Depois de devorá-lo durante a graduação e tê-lo como protagonista do meu trabalho de conclusão de curso, fui o perdendo de vista quanto mais se abrumava por trás da mitificação acadêmica e das publicações apócrifas.
Não durmo bem no mês que se segue.
Stress, viagens intermináveis, trabalhos e o retorno aos encontros sociais acadêmicos (nos quais, entre estabelecer uma dialética transcendental com a literatura e a troca de miudezas com afetos e desafetos, sinto que o mal hábito fala mais alto) me permitem apenas um sono precário.
Estirado na cama, alcanço na mesa de cabeceira o Cuentos completos, do escritor chileno, adquirido há poucos meses por uma pueril preocupação crítica.
“Luis Antonio Sensini, el escritor argentino, segundo accésit, con un cuento en donde el narrador se iba al campo y allí se le moría su hijo o con un cuento en donde el narrador se iba al campo porque en la ciudad se le había muerto su hijo”, nos conta o narrador de “Sensini” que, naturalmente, é o próprio Bolaño.
A primeira — e falsa — impressão é de monotonia diante do conto epistolar.
A impressão, contudo, não é suficiente para terminar precocemente a leitura: “no quedaba nada claro, lo cierto es que en el campo, un campo plano y más bien yermo, el hijo del narrador se seguía muriendo, en fin, el cuento era claustrofóbico”.
De parágrafo em parágrafo, de carta em carta, o texto cresce em sutileza num jogo entre o dito e o não dito das relações familiares, sexuais, literárias.

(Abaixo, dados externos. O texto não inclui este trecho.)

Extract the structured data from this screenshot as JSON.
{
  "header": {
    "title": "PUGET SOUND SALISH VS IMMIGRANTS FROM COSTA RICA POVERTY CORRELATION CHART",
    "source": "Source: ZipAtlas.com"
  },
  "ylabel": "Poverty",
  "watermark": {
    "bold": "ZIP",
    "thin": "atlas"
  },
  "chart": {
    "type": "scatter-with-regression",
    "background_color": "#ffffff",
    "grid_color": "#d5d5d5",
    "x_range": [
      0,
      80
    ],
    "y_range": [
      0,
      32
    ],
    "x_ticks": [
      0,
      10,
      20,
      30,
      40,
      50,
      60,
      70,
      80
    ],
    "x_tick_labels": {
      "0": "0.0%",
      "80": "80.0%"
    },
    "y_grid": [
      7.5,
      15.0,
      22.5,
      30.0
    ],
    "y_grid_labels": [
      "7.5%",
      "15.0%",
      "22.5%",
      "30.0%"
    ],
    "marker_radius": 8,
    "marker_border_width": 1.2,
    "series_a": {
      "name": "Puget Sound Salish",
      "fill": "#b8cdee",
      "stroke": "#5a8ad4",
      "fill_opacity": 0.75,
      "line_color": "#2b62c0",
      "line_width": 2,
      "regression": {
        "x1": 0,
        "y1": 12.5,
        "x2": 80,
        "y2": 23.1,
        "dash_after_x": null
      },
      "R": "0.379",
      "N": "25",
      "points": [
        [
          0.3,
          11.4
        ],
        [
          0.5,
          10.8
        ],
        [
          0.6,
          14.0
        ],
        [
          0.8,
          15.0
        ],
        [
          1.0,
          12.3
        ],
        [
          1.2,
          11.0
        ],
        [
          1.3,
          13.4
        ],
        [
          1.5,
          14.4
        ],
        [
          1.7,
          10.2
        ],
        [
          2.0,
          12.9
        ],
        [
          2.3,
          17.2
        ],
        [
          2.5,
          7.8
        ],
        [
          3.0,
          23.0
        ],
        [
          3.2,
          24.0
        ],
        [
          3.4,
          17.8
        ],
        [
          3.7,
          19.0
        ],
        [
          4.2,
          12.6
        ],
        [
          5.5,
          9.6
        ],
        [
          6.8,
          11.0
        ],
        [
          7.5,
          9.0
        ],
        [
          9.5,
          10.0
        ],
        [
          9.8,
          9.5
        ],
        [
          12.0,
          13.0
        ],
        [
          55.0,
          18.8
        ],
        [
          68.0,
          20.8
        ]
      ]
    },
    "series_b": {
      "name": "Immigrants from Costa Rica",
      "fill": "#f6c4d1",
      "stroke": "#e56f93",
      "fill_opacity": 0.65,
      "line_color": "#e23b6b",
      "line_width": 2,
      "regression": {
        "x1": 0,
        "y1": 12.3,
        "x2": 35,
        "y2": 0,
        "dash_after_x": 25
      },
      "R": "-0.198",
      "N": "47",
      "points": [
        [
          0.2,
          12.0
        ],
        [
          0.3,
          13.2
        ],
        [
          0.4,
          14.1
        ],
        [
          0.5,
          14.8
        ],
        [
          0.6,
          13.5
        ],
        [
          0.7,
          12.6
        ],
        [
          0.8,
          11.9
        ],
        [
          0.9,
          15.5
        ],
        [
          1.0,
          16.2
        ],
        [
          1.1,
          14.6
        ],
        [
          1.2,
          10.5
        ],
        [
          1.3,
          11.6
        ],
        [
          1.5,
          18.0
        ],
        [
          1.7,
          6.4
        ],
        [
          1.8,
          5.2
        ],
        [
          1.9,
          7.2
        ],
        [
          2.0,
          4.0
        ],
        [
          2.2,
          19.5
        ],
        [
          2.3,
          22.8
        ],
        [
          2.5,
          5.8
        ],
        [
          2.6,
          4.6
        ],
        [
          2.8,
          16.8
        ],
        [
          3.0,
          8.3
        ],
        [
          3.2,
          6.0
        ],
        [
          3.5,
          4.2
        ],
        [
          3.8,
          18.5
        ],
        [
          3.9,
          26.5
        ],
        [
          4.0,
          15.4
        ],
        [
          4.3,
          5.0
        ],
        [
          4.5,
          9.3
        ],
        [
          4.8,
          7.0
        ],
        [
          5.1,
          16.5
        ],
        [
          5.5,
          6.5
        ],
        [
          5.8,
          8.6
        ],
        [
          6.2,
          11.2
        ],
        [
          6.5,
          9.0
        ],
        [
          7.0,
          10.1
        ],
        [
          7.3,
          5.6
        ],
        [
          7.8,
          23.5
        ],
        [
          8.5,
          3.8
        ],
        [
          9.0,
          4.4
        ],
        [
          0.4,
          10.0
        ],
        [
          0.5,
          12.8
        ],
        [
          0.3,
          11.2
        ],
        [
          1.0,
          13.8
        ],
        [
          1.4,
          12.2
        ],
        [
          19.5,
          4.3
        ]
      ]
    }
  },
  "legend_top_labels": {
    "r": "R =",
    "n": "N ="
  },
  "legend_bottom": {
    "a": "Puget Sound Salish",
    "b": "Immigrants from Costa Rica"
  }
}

“Parece que nada acontece”, diz minha namorada que acorda e se junta a leitura. “Essa é a graça”, contesto fazendo meu ponto sobre a fluidez das longas descrições iniciais em contraste com os anos que voam em seguida bem como da busca do ancião e esquecido escritor argentino pelo seu kafkiano filho Gregório, desaparecido nas entranhas da América Latina.
“¿Sabes que Borges le escribió una vez una carta, a Madrid, en donde le ponderaba uno de sus cuentos?, dijo ella mirando su coñac. No, no lo sabía, dije yo. Y Cortázar también escribió sobre él, y también Mujica Lainez. Es que él era un escritor muy bueno, dije yo”. Joder, dijo Miranda”, disse Bolaño que assiste as luzes que iluminam Girona sobre o signo de grandes escritores inventados, esquecidos, pequenos e grandes, nesta que não se assemelha às grandes épicas bolañesas como Detectives Salvajes ou 2666, mas que me produz, na sua aparente simplicidade, um desejo nostálgico e quase perdido da palavra mágica do aedo latino-americano por excelência.
“Le dije que tenía veintiocho, tres más que él. Aquella mañana fue como si recuperara si no la felicidad, sí la energía, una energía que se parecía mucho al humor, un humor que se parecía mucho a la memoria”, diz o poeta quando eu, aos 28, naquela manhã insomne, me torno poesia.